Universal values and universal application of law is necessary for the good moral health of our society. It is not something we are doing very well at in our present condition. We have some issues we need to overcome and we are dropping the torch. Not all bad and not all good.
Until we begin to see each American as having value and having certain social contract guarantees we will not see fair or universal treatment. It will always be less and justice will be subjective in some places and systems. A sort of fleeting idealist concept.
To me, treating people as though they have value and not judging people by race and religion are an important part of building trust within our institutions. Not engaging in corruption to help one's friends is also another criteria of a trustworthy system. Following up on such behaviors would be another. So on and so forth but we do know this already.
I cannot say everyone believes in our central American ideals. I have seen people rage, enrich, spread dangerous rumors, clans coordinate in aggression, take advantage of the sick and dying, and commit crimes to ensure that opinions (more important fundamental rights) such as these are not expressed publicly or realized.
We do a lot of talking about freedom speech, freedom of religion, and other freedoms. Its mostly talk by most people. The one's who actually believe in that are more rare. They don't need to please their social networks or follow lower order value systems. They strive to be good stewards of public trust and their roles.

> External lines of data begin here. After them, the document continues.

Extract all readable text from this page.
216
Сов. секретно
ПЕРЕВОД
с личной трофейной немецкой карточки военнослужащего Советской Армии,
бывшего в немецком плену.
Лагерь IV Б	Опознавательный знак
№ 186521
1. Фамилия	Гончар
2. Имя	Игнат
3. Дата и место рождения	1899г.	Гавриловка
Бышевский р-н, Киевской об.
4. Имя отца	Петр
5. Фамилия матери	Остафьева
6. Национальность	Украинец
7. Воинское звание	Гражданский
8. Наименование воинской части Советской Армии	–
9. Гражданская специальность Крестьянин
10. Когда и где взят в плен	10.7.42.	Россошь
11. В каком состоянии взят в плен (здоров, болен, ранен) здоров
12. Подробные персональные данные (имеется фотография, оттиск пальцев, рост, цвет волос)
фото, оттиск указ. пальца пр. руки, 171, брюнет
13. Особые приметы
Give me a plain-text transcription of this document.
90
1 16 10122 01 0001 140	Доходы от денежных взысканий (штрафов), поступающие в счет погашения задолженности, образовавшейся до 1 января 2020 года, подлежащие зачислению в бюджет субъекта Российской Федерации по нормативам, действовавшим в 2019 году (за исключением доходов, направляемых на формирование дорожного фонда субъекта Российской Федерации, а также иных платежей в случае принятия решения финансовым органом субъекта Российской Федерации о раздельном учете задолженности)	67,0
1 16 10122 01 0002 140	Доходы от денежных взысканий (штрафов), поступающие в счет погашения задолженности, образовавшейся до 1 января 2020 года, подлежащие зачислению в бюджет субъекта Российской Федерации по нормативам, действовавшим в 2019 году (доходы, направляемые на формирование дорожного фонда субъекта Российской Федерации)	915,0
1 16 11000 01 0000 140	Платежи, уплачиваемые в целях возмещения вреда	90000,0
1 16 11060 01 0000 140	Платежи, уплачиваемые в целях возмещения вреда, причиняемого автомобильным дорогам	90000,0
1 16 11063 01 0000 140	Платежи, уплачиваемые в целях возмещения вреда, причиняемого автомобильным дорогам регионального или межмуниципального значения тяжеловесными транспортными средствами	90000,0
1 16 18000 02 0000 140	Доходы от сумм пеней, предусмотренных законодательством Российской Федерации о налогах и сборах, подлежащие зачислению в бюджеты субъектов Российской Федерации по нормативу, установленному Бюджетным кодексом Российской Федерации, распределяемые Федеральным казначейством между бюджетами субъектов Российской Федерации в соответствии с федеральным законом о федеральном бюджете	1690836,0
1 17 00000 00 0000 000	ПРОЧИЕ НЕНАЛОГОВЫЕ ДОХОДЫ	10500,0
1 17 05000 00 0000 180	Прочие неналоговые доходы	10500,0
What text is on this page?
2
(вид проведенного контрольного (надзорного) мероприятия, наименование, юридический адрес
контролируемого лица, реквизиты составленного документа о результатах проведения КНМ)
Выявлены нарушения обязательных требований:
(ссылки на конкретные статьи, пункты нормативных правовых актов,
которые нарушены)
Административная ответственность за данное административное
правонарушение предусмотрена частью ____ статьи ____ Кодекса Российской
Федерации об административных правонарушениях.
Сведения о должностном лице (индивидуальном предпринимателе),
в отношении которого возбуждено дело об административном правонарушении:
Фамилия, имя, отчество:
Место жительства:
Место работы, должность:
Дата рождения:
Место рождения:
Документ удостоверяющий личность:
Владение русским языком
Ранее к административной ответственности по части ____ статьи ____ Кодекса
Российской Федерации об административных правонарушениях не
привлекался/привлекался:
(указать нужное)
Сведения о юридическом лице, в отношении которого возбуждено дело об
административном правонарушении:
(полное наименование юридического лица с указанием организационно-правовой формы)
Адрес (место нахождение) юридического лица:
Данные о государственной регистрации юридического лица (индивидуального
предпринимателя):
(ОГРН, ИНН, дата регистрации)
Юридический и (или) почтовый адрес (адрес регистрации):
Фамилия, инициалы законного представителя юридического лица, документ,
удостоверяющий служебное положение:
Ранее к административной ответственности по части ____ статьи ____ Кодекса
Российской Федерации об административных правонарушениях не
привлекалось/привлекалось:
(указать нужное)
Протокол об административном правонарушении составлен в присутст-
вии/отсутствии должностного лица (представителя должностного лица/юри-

While I cannot tell you if our justice system will change enough to protect and value all Americans I can say that its not because millions upon millions of people didn't hope it would. We just never had the political capital to make many worthwhile changes. So until there is a change of the moral compass of our leadership we will continue to see crimes committed, uninvestigated and given a free pass for what appears as third world justifications.
I'm a proof in pudding guy (I'm not rigid I can say I wait, think and let the truth unfold. It may unfold in a different direction then I expect but that is based on mixed positive and negatives experiences that appear to be accurate. I have met so many good officers but also some bad ones so I cant say precisely their values. It's a mixed bad.). It looks like it is what it is and the truth is not a pretty one. There may of course be another proof but I'm like that half of Americans that sort of wonder if what is being said actually has a level of merit or its just election rhetoric and talk. The later often seems more important.
(That also brings forward an idea proposed by a study that people are beginning to trust the general collective conscious as a societal system when compared to individual, group or institution to hold our central values and laws sacred. I guess that makes sense because our institutions function within that collective will but sometimes struggle with the basics of application. Not all systems and of course not all officers and people but enough to make it somewhat subjective and inconsistent. We should work to bring them into alignment and reward those within that system that have steadfast values.)